When it comes to concerns about heart health, coffee lovers have some basic questions: Is there a link between coffee consumption and cardiovascular disease? Will coffee increase blood pressure (hypertension)? Is it safe for those who already have high blood pressure? What about cholesterol levels?

The good news is that coffee is safe. Regarding hypertension, which is a major risk factor for heart disease, while coffee and caffeine can give blood pressure an immediate slight increase, this change is temporary and is not considered harmful. In the case of cholesterol, filtered coffee which is the brew of choice for most Canadian consumers may actually have a positive effect on “good” cholesterol.

In fact, following decades of exhaustive research, coffee has been given a green light for those concerned about heart health. The Heart and Stroke Foundation of Canada, for example, states that drinking up to four cups of coffee a day is not linked to serious health problems.(REF)

Perhaps more than any other area, the effect of coffee and caffeine on heart health has been the subject of extensive and sometimes conflicting research. This research has focussed on coronary heart disease (CHD) and more specifically on blood pressure (hypertension) and cholesterol levels.

Several major research study projects have examined the connection between coffee consumption and CHD with all essentially concluding that coffee is entirely safe and not a risk factor. For example, a landmark Harvard University team study published in the New England Journal of Medicine (reference link) followed 45,000 men and looked at various cardiovascular risk factors. It concluded that coffee consumption does not cause an increased risk of CHD.

Similar conclusions have been shown with women as well. The Nurses Health Study, which with 85,000 subjects is the largest study ever conducted on women, also concluded that there is not evidence that coffee drinkers have a greater risk of developing CHD.

In fact the Scottish Heart Health Study of 10,000 men and women, published in the Journal of Epidemiology & Community Health (research link) in 1993 found that coffee drinkers have a lower rate of heart disease.

While there is a lingering negative perception regarding the effect of coffee and caffeine on blood pressure, significant and respected studies have conclusively disproved this.

In 1988, one of Canada’s leading cardiologists, Dr. Martin Myers, published a groundbreaking, internationally recognized study in the Archives of Internal Medicine (link to abstract in Research highlights), concluding that caffeine does not cause a long term increase in blood pressure. Myers’ work showed that individuals who are not regular coffee drinkers may experience a slight increase when first exposed to caffeine. However, blood pressure levels quickly return to baseline as tolerance develops very quickly, within two to three days.

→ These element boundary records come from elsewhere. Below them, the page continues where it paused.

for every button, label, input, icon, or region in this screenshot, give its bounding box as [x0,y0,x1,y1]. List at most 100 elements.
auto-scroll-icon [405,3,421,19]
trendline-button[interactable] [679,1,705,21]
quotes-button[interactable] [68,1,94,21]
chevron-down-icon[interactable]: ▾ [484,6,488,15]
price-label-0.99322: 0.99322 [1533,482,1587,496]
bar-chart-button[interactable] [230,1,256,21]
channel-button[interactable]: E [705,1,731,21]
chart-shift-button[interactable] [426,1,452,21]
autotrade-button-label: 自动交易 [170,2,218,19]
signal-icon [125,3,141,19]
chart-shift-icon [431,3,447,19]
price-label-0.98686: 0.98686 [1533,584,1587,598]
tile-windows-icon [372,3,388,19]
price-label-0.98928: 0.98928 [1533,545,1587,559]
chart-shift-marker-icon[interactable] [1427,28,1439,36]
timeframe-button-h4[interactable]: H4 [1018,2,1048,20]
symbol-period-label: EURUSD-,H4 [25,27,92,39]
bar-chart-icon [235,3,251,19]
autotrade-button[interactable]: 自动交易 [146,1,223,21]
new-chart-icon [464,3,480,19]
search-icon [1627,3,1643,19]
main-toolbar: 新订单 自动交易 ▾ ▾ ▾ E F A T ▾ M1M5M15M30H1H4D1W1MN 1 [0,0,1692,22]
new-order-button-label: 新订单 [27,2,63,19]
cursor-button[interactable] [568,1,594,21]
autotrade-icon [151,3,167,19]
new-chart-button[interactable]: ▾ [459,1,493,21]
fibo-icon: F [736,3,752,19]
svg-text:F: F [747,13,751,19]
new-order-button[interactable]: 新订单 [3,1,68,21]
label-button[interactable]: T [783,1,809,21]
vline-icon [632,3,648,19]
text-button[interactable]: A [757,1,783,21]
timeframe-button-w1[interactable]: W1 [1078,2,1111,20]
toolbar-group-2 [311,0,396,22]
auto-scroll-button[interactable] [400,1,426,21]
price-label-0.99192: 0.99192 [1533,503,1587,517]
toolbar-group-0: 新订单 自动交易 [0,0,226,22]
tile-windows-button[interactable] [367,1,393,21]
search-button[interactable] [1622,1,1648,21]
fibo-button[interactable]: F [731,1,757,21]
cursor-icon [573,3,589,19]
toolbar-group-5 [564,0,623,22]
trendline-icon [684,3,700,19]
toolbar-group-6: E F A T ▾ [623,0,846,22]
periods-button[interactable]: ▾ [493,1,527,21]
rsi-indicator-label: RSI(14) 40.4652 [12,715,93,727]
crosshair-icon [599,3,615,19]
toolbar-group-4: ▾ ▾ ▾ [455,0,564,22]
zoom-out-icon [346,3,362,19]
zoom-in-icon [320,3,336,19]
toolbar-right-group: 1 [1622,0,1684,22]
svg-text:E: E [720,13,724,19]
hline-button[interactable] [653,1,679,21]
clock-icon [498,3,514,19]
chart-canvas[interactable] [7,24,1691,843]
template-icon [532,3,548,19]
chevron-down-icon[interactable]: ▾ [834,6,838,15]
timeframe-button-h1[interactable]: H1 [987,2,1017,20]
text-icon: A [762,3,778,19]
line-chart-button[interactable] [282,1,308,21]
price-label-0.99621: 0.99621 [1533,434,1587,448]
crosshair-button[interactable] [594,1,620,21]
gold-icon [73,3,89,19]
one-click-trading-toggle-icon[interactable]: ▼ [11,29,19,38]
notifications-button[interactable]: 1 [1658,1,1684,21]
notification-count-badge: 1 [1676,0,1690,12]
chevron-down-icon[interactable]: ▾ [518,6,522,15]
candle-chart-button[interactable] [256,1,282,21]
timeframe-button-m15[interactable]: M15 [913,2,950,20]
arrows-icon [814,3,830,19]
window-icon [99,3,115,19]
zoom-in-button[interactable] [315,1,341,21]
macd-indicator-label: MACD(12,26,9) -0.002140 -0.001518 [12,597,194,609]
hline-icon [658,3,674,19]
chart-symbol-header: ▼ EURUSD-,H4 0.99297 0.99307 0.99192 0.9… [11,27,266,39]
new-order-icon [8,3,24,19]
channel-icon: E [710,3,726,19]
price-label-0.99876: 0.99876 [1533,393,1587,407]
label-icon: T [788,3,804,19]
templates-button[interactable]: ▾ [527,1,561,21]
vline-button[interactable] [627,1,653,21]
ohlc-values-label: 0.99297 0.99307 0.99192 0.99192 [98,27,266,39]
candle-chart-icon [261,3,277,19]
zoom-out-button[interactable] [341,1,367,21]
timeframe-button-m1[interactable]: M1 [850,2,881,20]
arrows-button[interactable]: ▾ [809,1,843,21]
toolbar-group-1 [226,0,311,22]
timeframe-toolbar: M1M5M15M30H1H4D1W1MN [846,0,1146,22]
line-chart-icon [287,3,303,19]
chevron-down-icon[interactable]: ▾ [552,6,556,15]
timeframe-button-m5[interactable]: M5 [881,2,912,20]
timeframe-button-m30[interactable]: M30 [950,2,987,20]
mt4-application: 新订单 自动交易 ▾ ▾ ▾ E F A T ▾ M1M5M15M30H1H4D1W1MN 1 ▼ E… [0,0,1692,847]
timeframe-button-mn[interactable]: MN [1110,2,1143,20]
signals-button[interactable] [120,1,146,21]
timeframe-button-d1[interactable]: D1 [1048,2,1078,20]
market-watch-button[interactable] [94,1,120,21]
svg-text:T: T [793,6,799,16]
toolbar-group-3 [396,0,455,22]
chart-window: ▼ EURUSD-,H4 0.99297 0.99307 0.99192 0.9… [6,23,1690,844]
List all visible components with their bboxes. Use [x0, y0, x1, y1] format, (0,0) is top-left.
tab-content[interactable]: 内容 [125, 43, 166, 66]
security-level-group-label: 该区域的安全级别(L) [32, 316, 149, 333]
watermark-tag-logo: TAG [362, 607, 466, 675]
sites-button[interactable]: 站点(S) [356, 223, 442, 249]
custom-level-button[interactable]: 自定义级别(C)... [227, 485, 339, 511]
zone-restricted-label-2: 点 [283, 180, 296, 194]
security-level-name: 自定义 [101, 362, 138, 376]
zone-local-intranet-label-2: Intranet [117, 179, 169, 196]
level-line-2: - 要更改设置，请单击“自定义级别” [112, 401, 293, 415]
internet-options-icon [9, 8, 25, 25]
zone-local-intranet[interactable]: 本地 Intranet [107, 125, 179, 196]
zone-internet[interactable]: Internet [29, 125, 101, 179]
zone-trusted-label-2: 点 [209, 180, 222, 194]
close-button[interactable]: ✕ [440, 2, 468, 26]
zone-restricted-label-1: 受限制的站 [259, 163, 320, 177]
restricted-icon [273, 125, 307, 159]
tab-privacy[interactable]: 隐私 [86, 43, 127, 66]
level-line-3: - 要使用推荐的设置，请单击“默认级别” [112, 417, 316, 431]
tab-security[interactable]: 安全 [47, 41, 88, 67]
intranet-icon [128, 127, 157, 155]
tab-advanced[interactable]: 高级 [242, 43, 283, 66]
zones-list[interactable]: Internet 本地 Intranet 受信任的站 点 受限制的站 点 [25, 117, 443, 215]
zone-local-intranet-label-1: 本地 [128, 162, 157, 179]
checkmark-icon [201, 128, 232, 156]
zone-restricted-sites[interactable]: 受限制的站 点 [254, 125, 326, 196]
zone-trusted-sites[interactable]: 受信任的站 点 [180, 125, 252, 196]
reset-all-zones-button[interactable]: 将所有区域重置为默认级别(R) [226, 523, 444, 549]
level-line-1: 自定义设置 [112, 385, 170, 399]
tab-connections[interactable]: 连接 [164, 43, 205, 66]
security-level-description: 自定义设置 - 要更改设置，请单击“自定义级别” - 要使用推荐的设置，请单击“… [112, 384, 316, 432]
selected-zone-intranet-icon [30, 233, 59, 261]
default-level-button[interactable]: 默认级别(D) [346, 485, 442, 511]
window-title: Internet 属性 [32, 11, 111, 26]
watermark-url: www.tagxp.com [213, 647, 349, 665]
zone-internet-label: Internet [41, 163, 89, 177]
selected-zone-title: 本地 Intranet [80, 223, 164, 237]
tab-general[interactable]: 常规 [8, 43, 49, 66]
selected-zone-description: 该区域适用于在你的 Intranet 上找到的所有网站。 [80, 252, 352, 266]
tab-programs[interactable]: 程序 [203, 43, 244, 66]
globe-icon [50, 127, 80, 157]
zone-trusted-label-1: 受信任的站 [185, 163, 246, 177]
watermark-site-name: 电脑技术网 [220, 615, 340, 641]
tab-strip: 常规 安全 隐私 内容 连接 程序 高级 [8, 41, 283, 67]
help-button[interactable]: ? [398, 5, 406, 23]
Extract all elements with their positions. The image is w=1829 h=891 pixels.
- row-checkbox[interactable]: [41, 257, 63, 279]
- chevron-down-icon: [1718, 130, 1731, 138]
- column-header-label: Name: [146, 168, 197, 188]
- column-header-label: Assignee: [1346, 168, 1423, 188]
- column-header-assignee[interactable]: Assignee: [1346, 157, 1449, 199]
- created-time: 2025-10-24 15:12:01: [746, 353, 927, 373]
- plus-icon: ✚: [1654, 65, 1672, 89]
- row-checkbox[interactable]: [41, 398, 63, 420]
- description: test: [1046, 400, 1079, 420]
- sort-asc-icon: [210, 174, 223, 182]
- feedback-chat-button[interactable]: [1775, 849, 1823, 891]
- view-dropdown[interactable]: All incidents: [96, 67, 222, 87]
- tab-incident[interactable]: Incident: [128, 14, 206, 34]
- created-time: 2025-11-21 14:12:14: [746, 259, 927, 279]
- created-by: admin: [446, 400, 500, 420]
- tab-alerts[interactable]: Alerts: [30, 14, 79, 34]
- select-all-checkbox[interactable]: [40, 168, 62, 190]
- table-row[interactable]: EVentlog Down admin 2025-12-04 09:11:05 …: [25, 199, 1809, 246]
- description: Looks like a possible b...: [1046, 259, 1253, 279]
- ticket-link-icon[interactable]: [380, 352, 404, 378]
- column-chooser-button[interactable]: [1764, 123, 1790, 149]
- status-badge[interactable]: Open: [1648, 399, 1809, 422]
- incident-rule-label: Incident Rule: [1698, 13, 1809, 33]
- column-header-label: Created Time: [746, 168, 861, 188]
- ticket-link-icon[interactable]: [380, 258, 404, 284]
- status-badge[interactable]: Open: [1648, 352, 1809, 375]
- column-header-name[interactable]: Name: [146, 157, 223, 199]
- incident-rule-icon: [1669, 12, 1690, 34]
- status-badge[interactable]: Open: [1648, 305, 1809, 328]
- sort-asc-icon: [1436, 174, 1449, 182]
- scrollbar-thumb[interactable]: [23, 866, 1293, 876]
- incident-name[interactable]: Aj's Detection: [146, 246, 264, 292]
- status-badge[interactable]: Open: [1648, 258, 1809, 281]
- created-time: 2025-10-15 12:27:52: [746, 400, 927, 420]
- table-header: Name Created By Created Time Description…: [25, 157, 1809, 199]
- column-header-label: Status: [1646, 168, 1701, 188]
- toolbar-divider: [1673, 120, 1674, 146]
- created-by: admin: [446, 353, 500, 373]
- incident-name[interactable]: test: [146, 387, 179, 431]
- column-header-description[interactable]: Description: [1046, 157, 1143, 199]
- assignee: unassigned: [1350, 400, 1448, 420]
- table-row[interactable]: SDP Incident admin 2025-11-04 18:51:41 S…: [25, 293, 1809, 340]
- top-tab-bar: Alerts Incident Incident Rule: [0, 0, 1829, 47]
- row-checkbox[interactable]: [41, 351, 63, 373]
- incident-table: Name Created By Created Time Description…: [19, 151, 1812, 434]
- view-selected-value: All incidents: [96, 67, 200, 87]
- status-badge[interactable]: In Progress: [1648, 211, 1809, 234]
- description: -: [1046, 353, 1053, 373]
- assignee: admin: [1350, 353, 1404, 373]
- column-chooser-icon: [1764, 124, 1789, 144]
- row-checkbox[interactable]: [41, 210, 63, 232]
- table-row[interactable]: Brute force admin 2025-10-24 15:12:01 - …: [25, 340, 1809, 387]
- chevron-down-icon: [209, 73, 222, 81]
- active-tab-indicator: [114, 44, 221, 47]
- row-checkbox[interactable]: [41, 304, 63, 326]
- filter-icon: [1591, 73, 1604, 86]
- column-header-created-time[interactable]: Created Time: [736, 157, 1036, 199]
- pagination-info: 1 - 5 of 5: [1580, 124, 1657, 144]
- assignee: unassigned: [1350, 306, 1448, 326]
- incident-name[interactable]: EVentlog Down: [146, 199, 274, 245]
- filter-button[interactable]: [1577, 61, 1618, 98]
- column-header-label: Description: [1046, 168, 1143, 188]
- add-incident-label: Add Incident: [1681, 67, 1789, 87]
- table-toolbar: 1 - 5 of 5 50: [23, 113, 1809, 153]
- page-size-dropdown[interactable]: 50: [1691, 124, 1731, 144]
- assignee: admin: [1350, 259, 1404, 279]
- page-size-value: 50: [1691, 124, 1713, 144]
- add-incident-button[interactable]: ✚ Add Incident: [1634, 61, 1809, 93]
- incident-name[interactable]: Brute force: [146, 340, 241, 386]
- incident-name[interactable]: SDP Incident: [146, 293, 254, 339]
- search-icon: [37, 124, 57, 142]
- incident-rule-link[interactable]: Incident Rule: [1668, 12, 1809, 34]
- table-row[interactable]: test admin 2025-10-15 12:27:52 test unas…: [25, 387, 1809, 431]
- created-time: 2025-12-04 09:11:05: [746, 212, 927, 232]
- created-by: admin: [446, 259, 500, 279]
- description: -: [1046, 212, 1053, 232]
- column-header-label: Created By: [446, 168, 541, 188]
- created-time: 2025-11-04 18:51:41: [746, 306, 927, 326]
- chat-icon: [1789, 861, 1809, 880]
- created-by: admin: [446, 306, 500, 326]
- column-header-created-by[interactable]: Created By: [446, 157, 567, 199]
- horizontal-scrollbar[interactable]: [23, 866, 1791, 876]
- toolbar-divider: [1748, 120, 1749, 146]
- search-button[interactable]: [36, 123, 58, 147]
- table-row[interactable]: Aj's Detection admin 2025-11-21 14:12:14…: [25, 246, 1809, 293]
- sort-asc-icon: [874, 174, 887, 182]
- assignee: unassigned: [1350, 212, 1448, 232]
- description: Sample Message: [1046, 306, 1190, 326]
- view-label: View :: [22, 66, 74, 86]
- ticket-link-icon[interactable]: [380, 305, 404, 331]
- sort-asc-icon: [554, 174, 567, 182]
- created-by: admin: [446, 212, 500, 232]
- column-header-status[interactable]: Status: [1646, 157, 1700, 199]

More recently, a massive landmark study of 155,000 American women showed similar results to Myers’ work. Conducted by a research team at Boston’s Brigham and Women’s Hospital, a study published in the Journal of the American Medical Association (link to abstract in Research highlights) concluded that habitual coffee consumption is not associated with increased risk of hypertension, finding also that there is a connection between cola consumption and high blood pressure.

It is noteworthy that research has also indicated that when individuals stop consuming coffee there is no effect on blood pressure, according to a study published in the American Journal of Clinical Nutrition (link to abstract in Research highlights) in 1991.

In the case of cholesterol, some key research has actually shown that coffee, specifically filtered coffee, can have a positive role in controlling cholesterol. Published in the Journal of the American Medical Association, a major study using filtered coffee concluded that consumption can lead to a small increase in levels of high density lipoprotein or “good” cholesterol which is seen to lower the risk for coronary heart disease. (ref)

Some research, including a study published in the British Medical Journal in 1996, indicates that boiled coffee (which is not filtered) may raise blood cholesterol levels because it contains cafestol and kahweol, which are fat-soluable substances. However, it is generally agreed that negative effects are only seen with large amounts (more than five cups daily) of quite strong coffee.